In some cities where older freeways have been ripped out, the downtown cores have already lost much of their luster, so the impact of one less freeway connection may not be as noticeable.  But as somebody who has witnessed gridlock around all four of the freeways ringing downtown Dallas at close to midnight more than once, I can testify that taking down even this 10-block stretch of elevated highway could cripple what vibrancy Dallas' central business district has managed to protect from suburbia's allure.

Proponents of the freeway's removal blithely retort that commuters can simply learn new routes to their workplaces, or they can navigate the proposed new boulevard like everybody else.  Serves them right for relying on a car in the first place.

Yet isn't that a woefully myopic attitude to take?

A New Kind of Road Rage?

Face it:  cars are here to stay.  So is suburbia.  In fact, as they get older, our suburbs are beginning to look more and more like the cities people used to flee.  Shouldn't urban centers and their suburbs be concentrating on linking themselves together for sustaining the viability of their broader communities?  These petty turf battles didn't help cities during white flight, so what makes new urbanists think they'll help now?  Besides, if new urbanists want everybody in the suburbs to come back into town, even if cities could hold them all, who will live in the built environments that will stay behind in the suburbs?

Beyond our suburbs, the exurbs got a good start earlier in this decade, branching out in a sort of "ecru flight."  However, the mortgage meltdown and rising gas prices may be convincing people to reconsider living so far away from everything.  New urbanists should cheer this pause in the exurban trend, but how does reducing access to - and traffic flow in and about - our urban centers help convince people that exurban sprawl isn't a good thing?

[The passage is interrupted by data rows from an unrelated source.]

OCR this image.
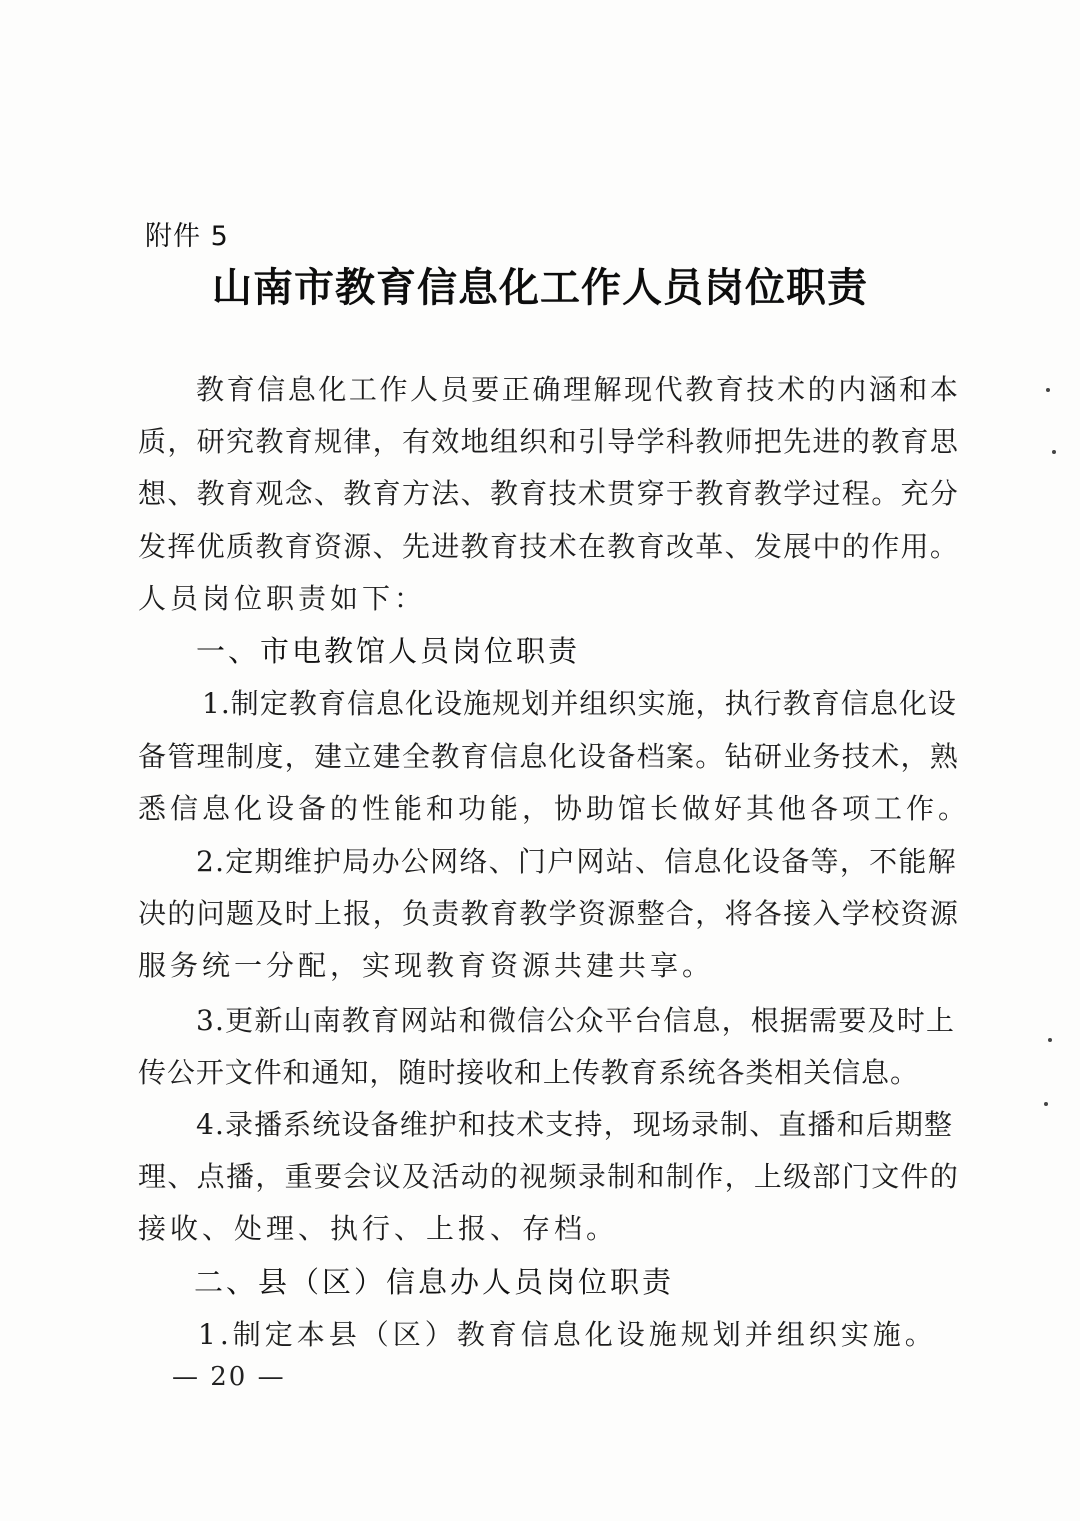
附件 5
山南市教育信息化工作人员岗位职责
教 育 信 息 化 工 作 人 员 要 正 确 理 解 现 代 教 育 技 术 的 内 涵 和 本
质 ， 研 究 教 育 规 律 ， 有 效 地 组 织 和 引 导 学 科 教 师 把 先 进 的 教 育 思
想 、 教 育 观 念 、 教 育 方 法 、 教 育 技 术 贯 穿 于 教 育 教 学 过 程 。 充 分
发 挥 优 质 教 育 资 源 、 先 进 教 育 技 术 在 教 育 改 革 、 发 展 中 的 作 用 。
人员岗位职责如下：
一、市电教馆人员岗位职责
1 . 制 定 教 育 信 息 化 设 施 规 划 并 组 织 实 施 ， 执 行 教 育 信 息 化 设
备 管 理 制 度 ， 建 立 建 全 教 育 信 息 化 设 备 档 案 。 钻 研 业 务 技 术 ， 熟
悉信息化设备的性能和功能，协助馆长做好其他各项工作。
2 . 定 期 维 护 局 办 公 网 络 、 门 户 网 站 、 信 息 化 设 备 等 ， 不 能 解
决 的 问 题 及 时 上 报 ， 负 责 教 育 教 学 资 源 整 合 ， 将 各 接 入 学 校 资 源
服务统一分配，实现教育资源共建共享。
3 . 更 新 山 南 教 育 网 站 和 微 信 公 众 平 台 信 息 ， 根 据 需 要 及 时 上
传 公 开 文 件 和 通 知 ， 随 时 接 收 和 上 传 教 育 系 统 各 类 相 关 信 息 。
4 . 录 播 系 统 设 备 维 护 和 技 术 支 持 ， 现 场 录 制 、 直 播 和 后 期 整
理 、 点 播 ， 重 要 会 议 及 活 动 的 视 频 录 制 和 制 作 ， 上 级 部 门 文 件 的
接收、处理、执行、上报、存档。
二、县（区）信息办人员岗位职责
1.制定本县（区）教育信息化设施规划并组织实施。
— 20 —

Isn't raging against suburbanites who drive a silly tactic?  Particularly here in Dallas, where almost everybody has to drive someplace?  And isn't tearing down freeways because you think they pose some sort of barrier to community development akin to shooting your economic foot?  Downtown Dallas may not be hemorrhaging office tenants like it was a generation ago, but its occupancy rate in all of those glassy high-rises is only about 73%.  That's still pretty low, folks, especially for the landlords sitting on all that empty office space.  The mid-rise Uptown district, just north of Downtown, is the area's hottest office market, but then again, nobody's talking about taking away any of its three freeways.

They may not be trendy, they may not give anybody any warm fuzzies, and saying they're a necessary evil doesn't win them any points, but like it or not, freeways serve a purpose.  Even this one.  The only people who want this connector in downtown Dallas to be torn down are likely people who've never relied upon it to get to where they want to go.

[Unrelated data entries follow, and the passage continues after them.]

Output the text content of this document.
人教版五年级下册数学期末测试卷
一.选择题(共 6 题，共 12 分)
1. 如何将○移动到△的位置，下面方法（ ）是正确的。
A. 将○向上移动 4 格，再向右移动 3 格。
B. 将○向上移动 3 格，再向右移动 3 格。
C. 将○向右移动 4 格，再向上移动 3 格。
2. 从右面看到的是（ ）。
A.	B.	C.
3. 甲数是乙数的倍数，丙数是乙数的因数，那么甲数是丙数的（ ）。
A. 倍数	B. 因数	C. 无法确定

And as for Deep Ellum, whose entertainment-focused tenants took over warehouses that post-industrialism would have rendered obsolete with or without this freeway, why bite the hands of customers who use this handy access road to reach you?

Look beyond your own little seedy-chic corner of Dallas and see how this stretch of highway - and your neighborhood - fits into the broader picture of urban mobility in north Texas.  That's all the rest of us are trying to do.